Hemolysis, elevated liver enzymes, and low platelet count associated with severe preeclampsia.
Affects approximately 0.1% of pregnant women, and occurs almost exclusively in the third trimester.
Associated with an increased risk of maternal outcomes.
Can lead to substantial fetal and maternal morbidity and mortality.
Multisystem disease with abnormal vascular tone, vasospasm and coagulation defects.
Approximately 40% of patients have germline variants in genes that regulate complement.

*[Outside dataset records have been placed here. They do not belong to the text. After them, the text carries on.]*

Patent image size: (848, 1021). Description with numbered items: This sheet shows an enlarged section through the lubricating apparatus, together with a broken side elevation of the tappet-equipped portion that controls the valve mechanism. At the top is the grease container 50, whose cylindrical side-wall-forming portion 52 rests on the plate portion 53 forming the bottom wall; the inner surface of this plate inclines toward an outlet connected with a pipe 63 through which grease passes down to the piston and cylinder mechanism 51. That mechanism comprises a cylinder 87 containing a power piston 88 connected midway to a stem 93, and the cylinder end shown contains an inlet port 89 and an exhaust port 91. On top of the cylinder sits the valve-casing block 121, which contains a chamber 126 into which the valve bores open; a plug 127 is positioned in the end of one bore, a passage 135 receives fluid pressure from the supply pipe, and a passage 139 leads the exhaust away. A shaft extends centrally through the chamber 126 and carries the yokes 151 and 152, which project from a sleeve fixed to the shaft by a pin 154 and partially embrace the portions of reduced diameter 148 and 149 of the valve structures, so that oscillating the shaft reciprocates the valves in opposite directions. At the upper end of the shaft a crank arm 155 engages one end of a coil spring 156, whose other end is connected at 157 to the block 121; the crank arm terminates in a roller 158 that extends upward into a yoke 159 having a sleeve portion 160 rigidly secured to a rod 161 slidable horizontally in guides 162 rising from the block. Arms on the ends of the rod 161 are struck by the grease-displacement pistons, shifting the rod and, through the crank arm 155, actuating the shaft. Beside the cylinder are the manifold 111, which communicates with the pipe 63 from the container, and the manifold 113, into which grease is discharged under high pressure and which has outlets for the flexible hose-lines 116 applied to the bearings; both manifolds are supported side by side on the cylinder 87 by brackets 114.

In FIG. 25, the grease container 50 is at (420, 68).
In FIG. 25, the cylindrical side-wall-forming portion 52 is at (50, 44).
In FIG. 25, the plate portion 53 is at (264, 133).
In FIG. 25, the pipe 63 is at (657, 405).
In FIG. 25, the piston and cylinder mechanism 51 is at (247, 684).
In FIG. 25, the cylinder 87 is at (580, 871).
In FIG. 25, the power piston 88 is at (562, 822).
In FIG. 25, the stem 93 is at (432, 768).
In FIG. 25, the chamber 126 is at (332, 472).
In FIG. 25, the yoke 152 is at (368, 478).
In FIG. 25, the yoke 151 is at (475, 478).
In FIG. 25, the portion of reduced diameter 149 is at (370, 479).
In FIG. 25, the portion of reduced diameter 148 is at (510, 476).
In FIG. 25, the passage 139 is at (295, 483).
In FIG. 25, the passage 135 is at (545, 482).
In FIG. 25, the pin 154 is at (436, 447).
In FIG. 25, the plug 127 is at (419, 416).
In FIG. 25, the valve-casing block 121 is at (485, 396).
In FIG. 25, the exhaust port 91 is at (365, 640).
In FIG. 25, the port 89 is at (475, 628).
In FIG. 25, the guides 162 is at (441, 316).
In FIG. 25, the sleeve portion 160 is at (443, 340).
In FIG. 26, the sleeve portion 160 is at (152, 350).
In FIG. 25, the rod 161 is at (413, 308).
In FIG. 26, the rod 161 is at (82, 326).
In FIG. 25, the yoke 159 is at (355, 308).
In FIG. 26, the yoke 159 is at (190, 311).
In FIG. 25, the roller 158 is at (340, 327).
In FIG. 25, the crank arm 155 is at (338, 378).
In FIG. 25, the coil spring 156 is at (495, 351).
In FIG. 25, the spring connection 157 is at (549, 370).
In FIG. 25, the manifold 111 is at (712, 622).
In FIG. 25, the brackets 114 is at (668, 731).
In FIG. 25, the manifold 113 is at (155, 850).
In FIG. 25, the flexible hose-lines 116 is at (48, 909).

Hemolysis in HELLP is mechanical and increases in bilirubin, transaminases and LDH levels are due to hemolysis rather than a liver disease.
Thrombocytopenia is consumptive.
Red blood cell destruction is microangiopathic in nature with associated peripheral smear changes with spherocytes, schistocytes and burr cells.
Can lead to fibrin deposition in hepatic sinusoids with secondary hemorrhage, hematoma and liver rupture.
Initially patients have normal coagulation studies, but DIC can be a late complication.
Platelet counts are usually below 100,000/mm3.
Complications include severe hypertension, pulmonary edema, acute renal insufficiency, liver rupture, and abruptio placenta.
When platelets counts are below 40,000mm3 maternal mortality rates are as high as 3-5%.
Liver rupture occurs in 1.8% of cases and is associated with a mortality rate of 58-70%.
Almost one third of patients present in the postpartum period and 15% of these patients do not have preeclampsia, hypertension or proteinuria.
Management is largely supportive.
Delivery of the fetus is the treatment of choice and leads to resolution of signs and symptoms in mother.
Glucocorticoids are not recommended for management.